Après avoir dilapidé le capital symbolique de la lutte anticoloniale de l'Algérie (1954-1962), le régime est devenu la Corée du Nord de l'Afrique. Avec cette différence que la Corée du Nord assume son autoritarisme alors que le régime algérien prétend être démocrate et respectueux de la liberté d'expression.
Le journaliste Ihsane El Kadi arrêté en pleine nuit à son domicile par des individus se réclamant de la houkouma. Le grand problème politique de l'Algérie est que l'autorité publique, celle de l'Etat, est souvent exercée par des civils anonymes dont personne ne sait de qui ils dépendent.
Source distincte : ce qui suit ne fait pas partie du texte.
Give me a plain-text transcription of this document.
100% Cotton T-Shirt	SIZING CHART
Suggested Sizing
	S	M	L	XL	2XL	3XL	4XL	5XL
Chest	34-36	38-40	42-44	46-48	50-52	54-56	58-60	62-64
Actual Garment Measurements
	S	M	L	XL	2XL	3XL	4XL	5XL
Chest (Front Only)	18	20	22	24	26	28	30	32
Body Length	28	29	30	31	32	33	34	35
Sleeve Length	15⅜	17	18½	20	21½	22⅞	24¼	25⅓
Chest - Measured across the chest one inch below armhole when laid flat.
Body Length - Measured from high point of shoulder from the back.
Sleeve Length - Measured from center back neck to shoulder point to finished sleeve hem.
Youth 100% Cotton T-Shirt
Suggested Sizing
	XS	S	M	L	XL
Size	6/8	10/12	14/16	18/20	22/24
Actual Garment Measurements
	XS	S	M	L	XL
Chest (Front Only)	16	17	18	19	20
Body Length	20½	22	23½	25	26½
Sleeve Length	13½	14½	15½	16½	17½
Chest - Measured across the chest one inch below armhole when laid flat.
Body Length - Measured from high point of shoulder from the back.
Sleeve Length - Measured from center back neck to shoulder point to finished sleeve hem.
Si Ihsane El Kadi a commis un délit ou a violé la règlementation en vigueur, c'est à la police et à la gendarmerie d'enquêter sur lui et de l'arrêter si l'enquête est probante. Pourquoi les policiers et les gendarmes ont une tenue qui les distingue?
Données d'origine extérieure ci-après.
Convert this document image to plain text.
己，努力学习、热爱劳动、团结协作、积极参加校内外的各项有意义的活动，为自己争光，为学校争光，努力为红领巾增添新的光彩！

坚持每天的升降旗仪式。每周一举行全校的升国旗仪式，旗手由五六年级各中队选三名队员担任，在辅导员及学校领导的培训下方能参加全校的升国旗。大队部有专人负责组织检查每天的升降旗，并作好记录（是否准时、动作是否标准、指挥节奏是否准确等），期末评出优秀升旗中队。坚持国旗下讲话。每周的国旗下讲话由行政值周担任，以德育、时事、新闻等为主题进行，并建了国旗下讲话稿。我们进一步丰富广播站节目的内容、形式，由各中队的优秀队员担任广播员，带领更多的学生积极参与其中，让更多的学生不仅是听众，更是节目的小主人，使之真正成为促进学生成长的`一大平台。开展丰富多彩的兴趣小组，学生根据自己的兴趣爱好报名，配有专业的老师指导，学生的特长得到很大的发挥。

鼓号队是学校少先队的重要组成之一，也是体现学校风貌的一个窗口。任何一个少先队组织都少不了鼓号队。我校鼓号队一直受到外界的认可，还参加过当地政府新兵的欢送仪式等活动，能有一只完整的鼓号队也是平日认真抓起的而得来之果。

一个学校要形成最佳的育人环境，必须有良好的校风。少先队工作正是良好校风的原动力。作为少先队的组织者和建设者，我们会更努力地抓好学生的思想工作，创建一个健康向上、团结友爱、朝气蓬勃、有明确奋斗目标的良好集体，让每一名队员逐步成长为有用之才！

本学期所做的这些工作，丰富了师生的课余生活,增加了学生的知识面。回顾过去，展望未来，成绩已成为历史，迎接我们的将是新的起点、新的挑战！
C'est pour dire que ce ne sont pas des individus privés et qu'ils sont des agents de l'ordre public exerçant l'autorité de l'Etat dans le cadre de la loi. A ce titre, les citoyens obéissent à la loi en leur obéissant. Mais il y a des arrestations opérées par des civils portant des armes et qui prétendent être "el houkouma".
Ce mot est devenu dans le langage populaire "l'Etat profond" dont ont peur aussi les policiers, les gendarmes et les magistrats. Cet "Etat profond" est certainement le DRS qui est une institution dépendant du ministère de la défense. Mais pourquoi, quand ils arrêtent des personnes, ils ne portent pas la tenue militaire ou des insignes qui indiquent qu'ils appartiennent à une institution de l'Etat?
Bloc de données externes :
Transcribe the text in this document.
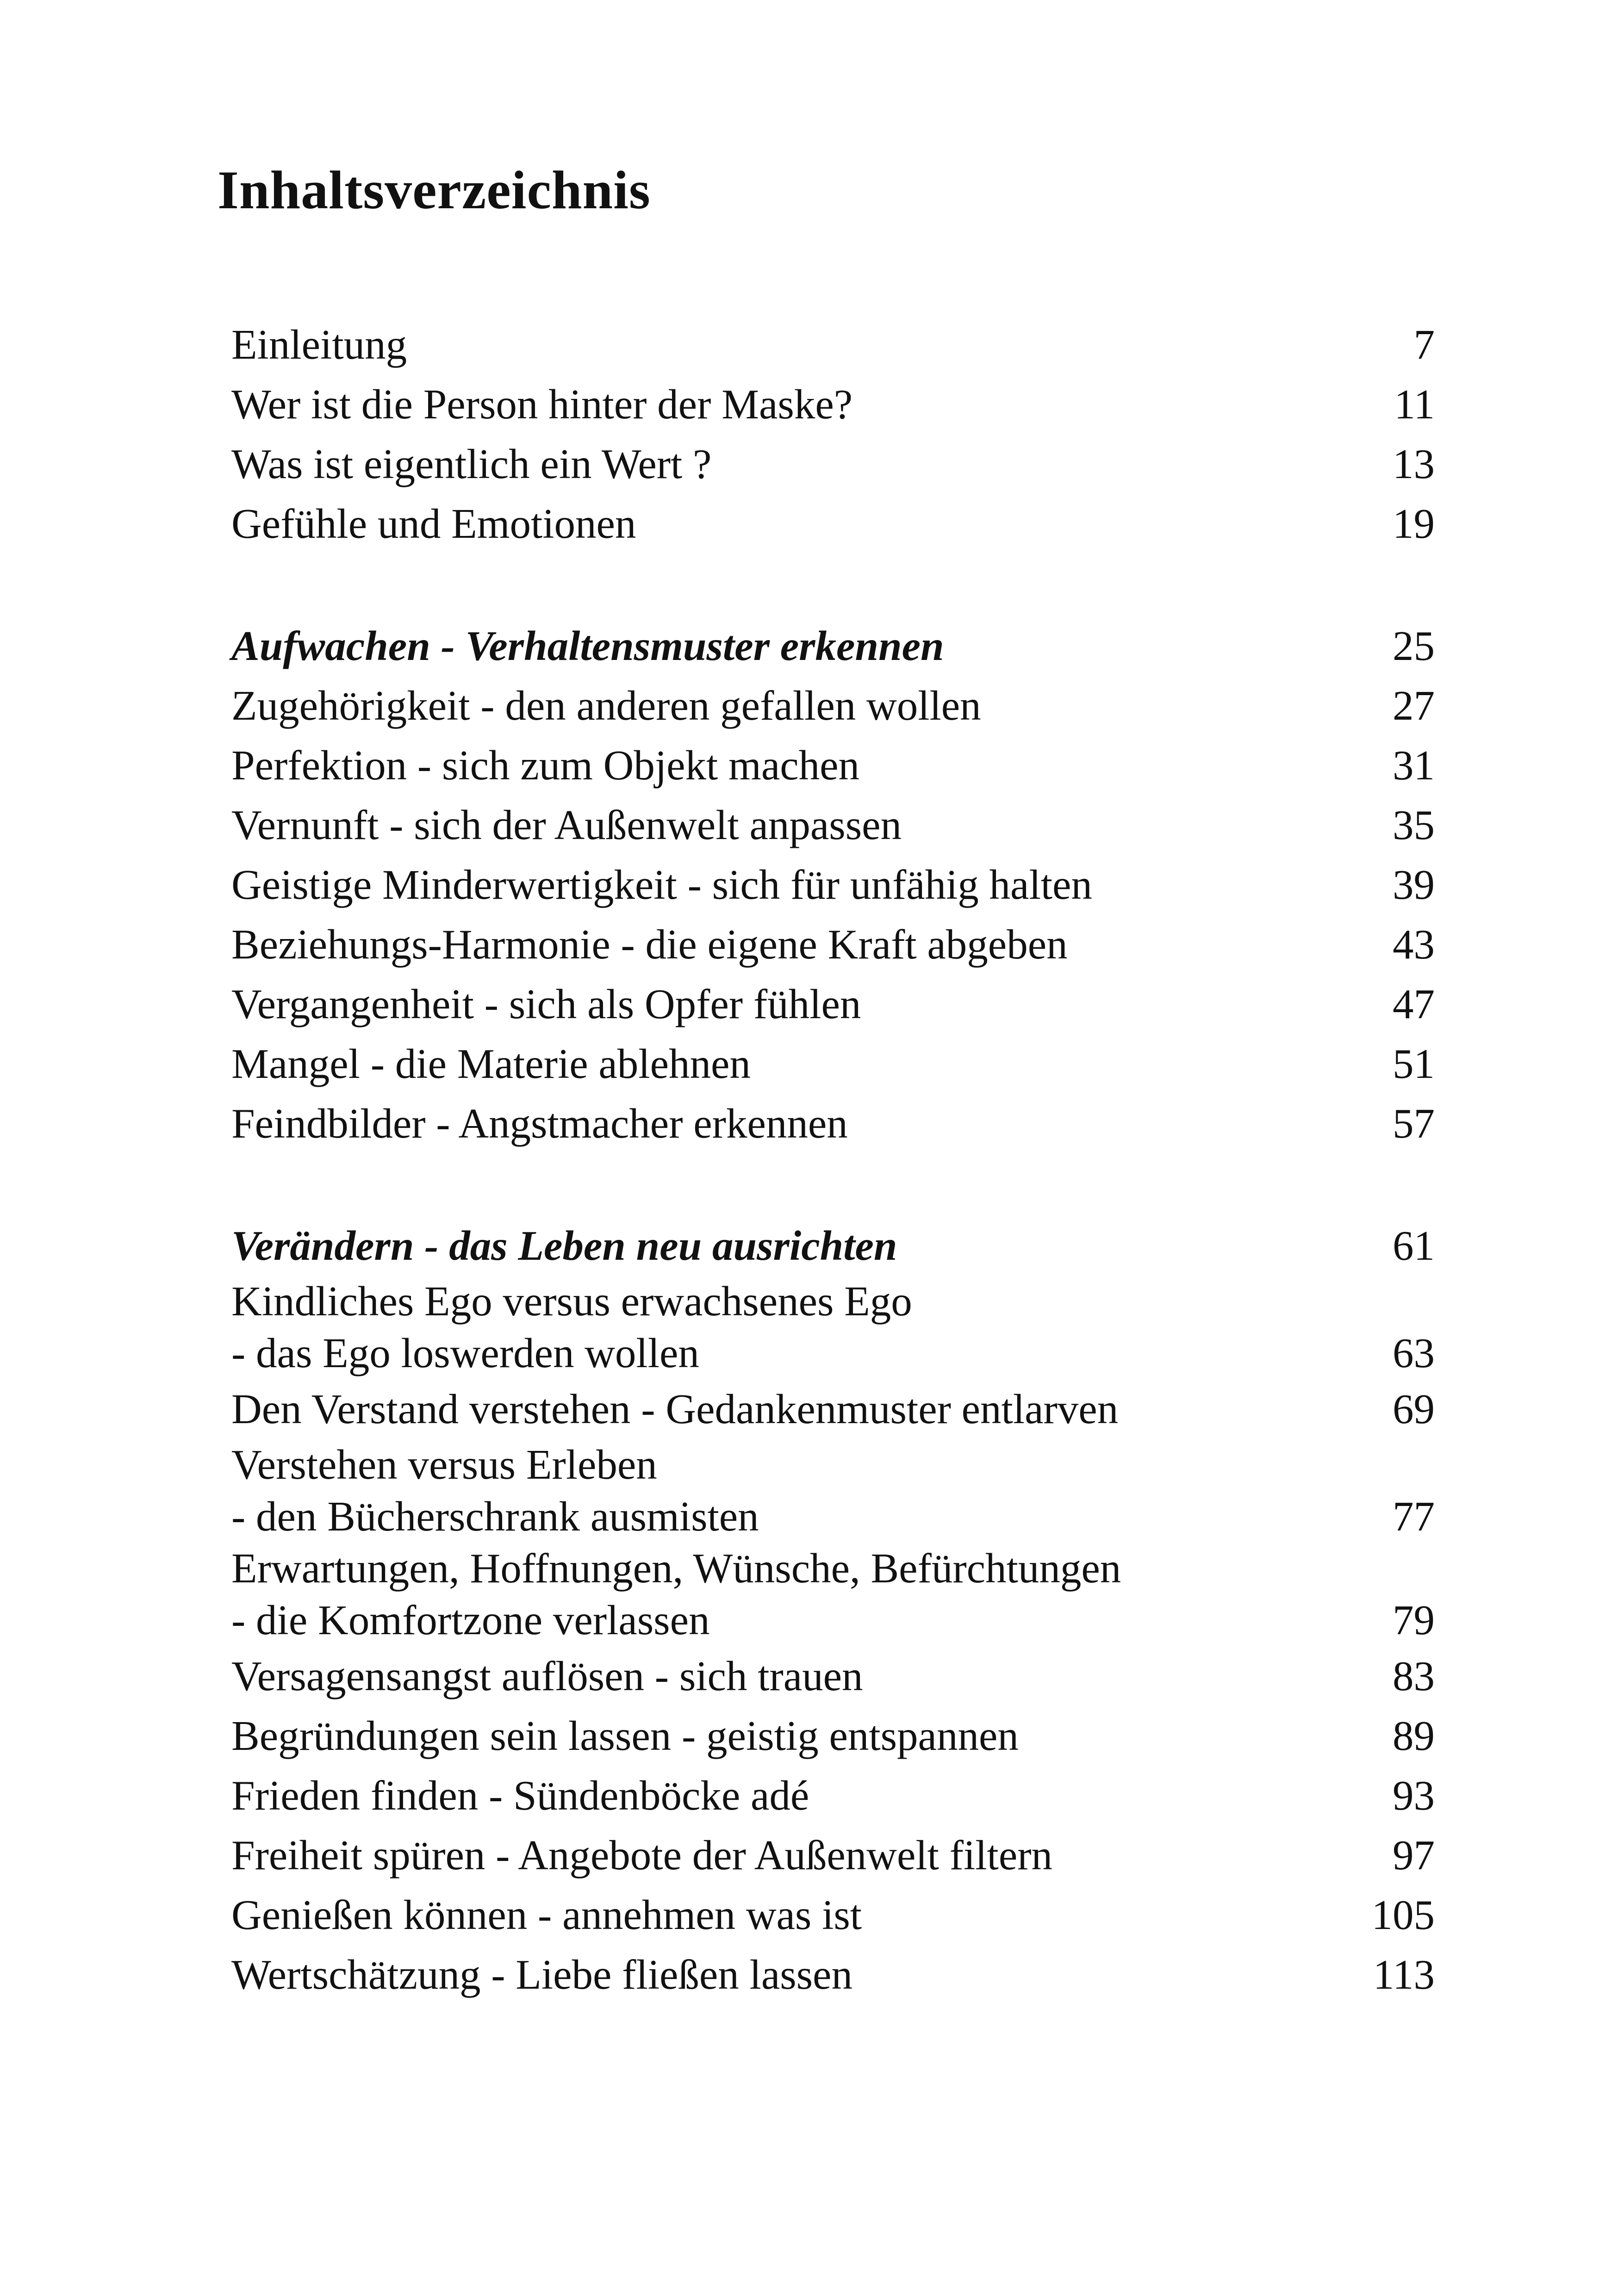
Inhaltsverzeichnis
Einleitung	7
Wer ist die Person hinter der Maske?	11
Was ist eigentlich ein Wert ?	13
Gefühle und Emotionen	19
Aufwachen - Verhaltensmuster erkennen	25
Zugehörigkeit - den anderen gefallen wollen	27
Perfektion - sich zum Objekt machen	31
Vernunft - sich der Außenwelt anpassen	35
Geistige Minderwertigkeit - sich für unfähig halten	39
Beziehungs-Harmonie - die eigene Kraft abgeben	43
Vergangenheit - sich als Opfer fühlen	47
Mangel - die Materie ablehnen	51
Feindbilder - Angstmacher erkennen	57
Verändern - das Leben neu ausrichten	61
Kindliches Ego versus erwachsenes Ego
- das Ego loswerden wollen	63
Den Verstand verstehen - Gedankenmuster entlarven	69
Verstehen versus Erleben
- den Bücherschrank ausmisten	77
Erwartungen, Hoffnungen, Wünsche, Befürchtungen
- die Komfortzone verlassen	79
Versagensangst auflösen - sich trauen	83
Begründungen sein lassen - geistig entspannen	89
Frieden finden - Sündenböcke adé	93
Freiheit spüren - Angebote der Außenwelt filtern	97
Genießen können - annehmen was ist	105
Wertschätzung - Liebe fließen lassen	113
Faire exercer l'autorité de l'Etat par des personnes anonymes alimente les rumeurs les plus folles. La dernière en date qui circule à Alger est qu'il y a des milices parallèles qui dépendant de différents généraux. Personnellement je ne crois pas à cette rumeur, mais si le ministère de la défense veut éviter ce genre de rumeurs il doit rendre publiques les prérogatives officielles du DRS (qui a changé de sigles plusieurs fois) et le cadre juridique dans lequel interviennent ses agents.
Cela ne préjuge en rien du caractère injuste et arbitraire de cette arrestation qui indique un état d'affolement chez les décideurs qui ont peur d'un journaliste. L'affolement est tel que les formes légales ne sont pas respectées, à moins d'une perte de confiance dans la police et la gendarmerie.